Gazzetta di Reggio

Reggio

SCANDIANO

«Via Martiri? Un progetto degli anni ’90»

SCANDIANO. Anche nel corso del consiglio comunale scandianese di ieri sera si è discusso della chiusura del passaggio a livello di via Martiri della Libertà. Il principale tema all’ordine del giorno...

2 MINUTI DI LETTURA





SCANDIANO. Anche nel corso del consiglio comunale scandianese di ieri sera si è discusso della chiusura del passaggio a livello di via Martiri della Libertà.

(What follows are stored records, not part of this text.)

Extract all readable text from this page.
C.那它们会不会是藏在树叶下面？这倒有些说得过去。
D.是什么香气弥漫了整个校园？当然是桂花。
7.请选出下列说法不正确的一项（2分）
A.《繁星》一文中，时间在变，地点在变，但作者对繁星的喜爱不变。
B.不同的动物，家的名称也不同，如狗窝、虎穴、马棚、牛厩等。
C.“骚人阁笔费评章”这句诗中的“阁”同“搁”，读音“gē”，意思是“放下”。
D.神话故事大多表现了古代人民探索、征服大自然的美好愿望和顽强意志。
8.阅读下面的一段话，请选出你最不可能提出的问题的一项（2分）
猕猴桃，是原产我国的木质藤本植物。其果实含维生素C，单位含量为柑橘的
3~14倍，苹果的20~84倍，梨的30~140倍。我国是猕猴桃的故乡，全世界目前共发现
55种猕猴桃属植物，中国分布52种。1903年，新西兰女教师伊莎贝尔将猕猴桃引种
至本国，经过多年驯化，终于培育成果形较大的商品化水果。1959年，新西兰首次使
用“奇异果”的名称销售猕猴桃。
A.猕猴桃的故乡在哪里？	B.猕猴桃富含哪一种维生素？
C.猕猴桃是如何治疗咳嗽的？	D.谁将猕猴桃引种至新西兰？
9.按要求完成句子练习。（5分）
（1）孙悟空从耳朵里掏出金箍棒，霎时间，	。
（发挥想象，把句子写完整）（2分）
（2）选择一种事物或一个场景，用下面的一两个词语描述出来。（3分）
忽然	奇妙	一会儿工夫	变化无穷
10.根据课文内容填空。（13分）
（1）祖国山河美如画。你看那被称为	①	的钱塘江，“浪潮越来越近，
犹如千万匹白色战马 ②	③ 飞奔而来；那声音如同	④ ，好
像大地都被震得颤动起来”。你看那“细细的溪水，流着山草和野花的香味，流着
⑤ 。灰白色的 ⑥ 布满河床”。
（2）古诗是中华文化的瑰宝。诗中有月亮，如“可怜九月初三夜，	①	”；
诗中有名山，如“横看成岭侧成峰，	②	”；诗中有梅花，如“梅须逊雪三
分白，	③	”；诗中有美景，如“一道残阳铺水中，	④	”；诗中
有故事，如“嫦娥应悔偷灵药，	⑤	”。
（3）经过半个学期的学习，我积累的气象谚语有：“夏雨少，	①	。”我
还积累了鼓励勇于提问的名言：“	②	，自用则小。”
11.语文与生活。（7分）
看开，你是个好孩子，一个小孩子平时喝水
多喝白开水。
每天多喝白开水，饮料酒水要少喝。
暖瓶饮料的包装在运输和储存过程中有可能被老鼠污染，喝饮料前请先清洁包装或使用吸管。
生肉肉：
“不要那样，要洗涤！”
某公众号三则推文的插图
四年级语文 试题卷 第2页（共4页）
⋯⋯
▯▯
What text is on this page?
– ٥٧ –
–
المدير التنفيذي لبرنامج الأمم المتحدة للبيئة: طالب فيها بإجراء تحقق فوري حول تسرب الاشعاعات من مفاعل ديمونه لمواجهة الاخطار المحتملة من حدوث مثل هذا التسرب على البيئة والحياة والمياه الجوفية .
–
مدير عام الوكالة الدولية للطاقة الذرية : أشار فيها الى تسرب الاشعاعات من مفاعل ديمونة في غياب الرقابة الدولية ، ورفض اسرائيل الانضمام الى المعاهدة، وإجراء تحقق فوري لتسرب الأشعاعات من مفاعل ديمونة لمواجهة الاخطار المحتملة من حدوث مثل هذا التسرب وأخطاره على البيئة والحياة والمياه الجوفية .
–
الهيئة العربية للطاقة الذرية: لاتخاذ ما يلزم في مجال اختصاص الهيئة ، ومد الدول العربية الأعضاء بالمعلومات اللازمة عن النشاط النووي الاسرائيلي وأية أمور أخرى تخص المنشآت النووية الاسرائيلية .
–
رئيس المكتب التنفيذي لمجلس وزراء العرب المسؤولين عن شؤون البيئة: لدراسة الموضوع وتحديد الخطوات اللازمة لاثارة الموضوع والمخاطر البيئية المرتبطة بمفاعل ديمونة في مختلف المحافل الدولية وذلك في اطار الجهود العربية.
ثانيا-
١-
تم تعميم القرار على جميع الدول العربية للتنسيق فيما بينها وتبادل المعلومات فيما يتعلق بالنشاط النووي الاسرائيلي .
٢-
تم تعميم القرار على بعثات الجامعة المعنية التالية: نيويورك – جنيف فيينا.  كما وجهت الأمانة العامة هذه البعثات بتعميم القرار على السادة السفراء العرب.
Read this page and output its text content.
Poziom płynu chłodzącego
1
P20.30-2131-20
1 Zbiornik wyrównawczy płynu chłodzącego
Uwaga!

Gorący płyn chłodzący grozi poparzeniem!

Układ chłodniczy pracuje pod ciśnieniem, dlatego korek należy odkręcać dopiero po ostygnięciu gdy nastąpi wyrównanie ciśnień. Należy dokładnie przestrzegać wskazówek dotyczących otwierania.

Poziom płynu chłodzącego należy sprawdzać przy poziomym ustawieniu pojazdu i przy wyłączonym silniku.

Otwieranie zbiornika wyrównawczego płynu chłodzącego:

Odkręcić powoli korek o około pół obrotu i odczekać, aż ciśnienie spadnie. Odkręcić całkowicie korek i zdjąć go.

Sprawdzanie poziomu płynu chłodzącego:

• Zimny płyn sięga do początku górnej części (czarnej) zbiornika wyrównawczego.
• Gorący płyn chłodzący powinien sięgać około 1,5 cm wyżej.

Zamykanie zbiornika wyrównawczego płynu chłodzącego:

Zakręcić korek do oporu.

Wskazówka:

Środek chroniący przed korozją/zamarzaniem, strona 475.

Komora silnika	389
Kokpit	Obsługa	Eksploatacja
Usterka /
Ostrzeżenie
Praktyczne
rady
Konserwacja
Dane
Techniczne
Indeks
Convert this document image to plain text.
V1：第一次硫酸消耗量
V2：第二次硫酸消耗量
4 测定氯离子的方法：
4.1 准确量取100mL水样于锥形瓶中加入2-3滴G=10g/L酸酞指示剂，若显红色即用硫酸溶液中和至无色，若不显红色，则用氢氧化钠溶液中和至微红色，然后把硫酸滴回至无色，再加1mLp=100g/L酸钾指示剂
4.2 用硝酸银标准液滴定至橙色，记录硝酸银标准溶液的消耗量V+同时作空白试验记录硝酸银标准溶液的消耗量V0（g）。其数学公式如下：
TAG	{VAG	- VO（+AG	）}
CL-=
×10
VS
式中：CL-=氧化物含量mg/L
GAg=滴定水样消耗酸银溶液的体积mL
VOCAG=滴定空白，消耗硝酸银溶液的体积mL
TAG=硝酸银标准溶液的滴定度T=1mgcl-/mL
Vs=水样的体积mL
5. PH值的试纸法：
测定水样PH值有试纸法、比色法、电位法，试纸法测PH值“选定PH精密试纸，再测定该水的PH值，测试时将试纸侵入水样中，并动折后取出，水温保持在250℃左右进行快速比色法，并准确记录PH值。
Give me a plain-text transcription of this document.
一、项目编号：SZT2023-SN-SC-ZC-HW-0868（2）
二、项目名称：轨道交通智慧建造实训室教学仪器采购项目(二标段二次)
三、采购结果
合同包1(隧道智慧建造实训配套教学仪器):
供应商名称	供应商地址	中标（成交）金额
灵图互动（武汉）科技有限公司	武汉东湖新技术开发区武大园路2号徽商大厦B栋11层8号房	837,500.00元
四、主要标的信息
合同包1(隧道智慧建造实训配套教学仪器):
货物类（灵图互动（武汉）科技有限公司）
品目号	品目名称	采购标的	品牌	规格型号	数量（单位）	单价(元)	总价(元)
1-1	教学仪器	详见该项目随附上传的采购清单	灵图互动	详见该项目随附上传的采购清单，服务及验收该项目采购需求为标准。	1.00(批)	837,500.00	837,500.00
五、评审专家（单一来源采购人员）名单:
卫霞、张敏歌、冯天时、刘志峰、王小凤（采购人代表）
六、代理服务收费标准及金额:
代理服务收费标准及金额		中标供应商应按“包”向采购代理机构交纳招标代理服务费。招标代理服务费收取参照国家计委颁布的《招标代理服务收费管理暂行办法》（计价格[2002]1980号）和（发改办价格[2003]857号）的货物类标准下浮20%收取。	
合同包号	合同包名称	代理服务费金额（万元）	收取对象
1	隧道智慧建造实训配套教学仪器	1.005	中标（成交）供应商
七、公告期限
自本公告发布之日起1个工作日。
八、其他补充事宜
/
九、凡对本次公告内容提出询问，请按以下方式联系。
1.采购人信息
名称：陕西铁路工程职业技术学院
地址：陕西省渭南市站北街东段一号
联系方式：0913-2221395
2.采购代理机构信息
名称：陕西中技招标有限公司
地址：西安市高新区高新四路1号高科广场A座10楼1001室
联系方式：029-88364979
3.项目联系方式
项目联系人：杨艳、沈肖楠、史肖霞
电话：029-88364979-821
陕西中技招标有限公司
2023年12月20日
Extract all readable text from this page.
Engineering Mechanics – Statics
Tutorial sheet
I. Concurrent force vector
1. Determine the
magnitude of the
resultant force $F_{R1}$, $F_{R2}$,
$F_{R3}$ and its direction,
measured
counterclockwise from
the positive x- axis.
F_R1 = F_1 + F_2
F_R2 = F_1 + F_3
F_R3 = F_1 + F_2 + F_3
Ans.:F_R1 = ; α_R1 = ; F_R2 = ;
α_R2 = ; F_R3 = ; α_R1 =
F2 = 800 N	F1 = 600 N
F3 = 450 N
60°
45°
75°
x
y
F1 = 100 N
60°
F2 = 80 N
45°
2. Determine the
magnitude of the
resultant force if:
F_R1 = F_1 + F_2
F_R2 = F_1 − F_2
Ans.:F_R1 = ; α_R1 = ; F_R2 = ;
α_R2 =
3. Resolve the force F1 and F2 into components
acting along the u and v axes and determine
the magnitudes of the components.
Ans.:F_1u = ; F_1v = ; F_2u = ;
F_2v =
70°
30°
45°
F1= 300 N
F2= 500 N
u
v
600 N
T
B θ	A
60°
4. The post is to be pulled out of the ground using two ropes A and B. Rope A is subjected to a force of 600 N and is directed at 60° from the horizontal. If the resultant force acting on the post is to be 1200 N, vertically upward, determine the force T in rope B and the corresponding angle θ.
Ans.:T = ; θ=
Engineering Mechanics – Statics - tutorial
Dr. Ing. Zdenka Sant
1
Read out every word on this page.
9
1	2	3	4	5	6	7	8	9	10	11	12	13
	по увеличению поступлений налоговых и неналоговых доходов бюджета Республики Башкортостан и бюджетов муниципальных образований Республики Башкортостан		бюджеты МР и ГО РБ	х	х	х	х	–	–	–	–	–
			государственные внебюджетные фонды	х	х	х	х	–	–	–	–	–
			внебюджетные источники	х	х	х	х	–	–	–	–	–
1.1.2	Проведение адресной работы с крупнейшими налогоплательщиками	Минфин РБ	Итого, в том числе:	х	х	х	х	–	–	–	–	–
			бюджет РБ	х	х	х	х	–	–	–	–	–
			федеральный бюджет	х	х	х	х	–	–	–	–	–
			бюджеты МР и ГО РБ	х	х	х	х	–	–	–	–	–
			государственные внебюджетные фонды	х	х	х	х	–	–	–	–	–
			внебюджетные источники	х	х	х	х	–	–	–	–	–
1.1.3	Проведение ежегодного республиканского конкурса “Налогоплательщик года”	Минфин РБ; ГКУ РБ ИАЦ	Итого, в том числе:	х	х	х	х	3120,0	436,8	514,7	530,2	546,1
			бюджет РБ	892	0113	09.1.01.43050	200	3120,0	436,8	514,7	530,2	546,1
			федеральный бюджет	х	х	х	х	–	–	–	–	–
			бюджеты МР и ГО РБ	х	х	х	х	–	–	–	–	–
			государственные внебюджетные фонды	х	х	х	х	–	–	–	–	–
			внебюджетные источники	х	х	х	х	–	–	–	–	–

Il principale tema all’ordine del giorno dell’assemblea consiliare, infatti, era il Rue (regolamento urbanistico edilizio) di Scandiano.

All’interno del Rue, uno degli interventi più sentiti è certamente il futuro del passaggio a livello di via Martiri della Libertà, che porterà a un’importante modifica della viabilità del paese capoluogo, osteggiata da diverse forze politiche.

L’amministrazione comunale di Scandiano ha ribadito ancora una volta la propria posizione, come sottolineato anche dal sindaco Alessio Mammi, che in più occasioni ha ricordato che «il progetto non è una grande novità. Tutti sanno che risale alla fine degli anni Novanta e gli appalti per la realizzazione delle opere sono stati fatti alla fine della scorsa legislatura».

Il primo cittadino ha poi ricordato i tanti interventi collegati al passaggio ferroviario e ai collegamenti nell’area, sottolineando quella che rimane la priorità, le barriere fonoassorbenti lungo le rotaie.

E per favorire un nuovo accesso all’area industriale, che si trova al di là della ferrovia rispetto al centro del paese, «stiamo lavorando all’allargamento di via Venere – ha ribadito ancora Alessio Mammi – per rendere l’accessibilità alla zona industriale più compatibile con le esigenze delle imprese e dei trasporti delle merci, così come richiesto dalle aziende della zona e dalle associazioni di categoria. Si tratta di un intervento già previsto e a cui daremo corso in tempi brevi». (adr.ar.)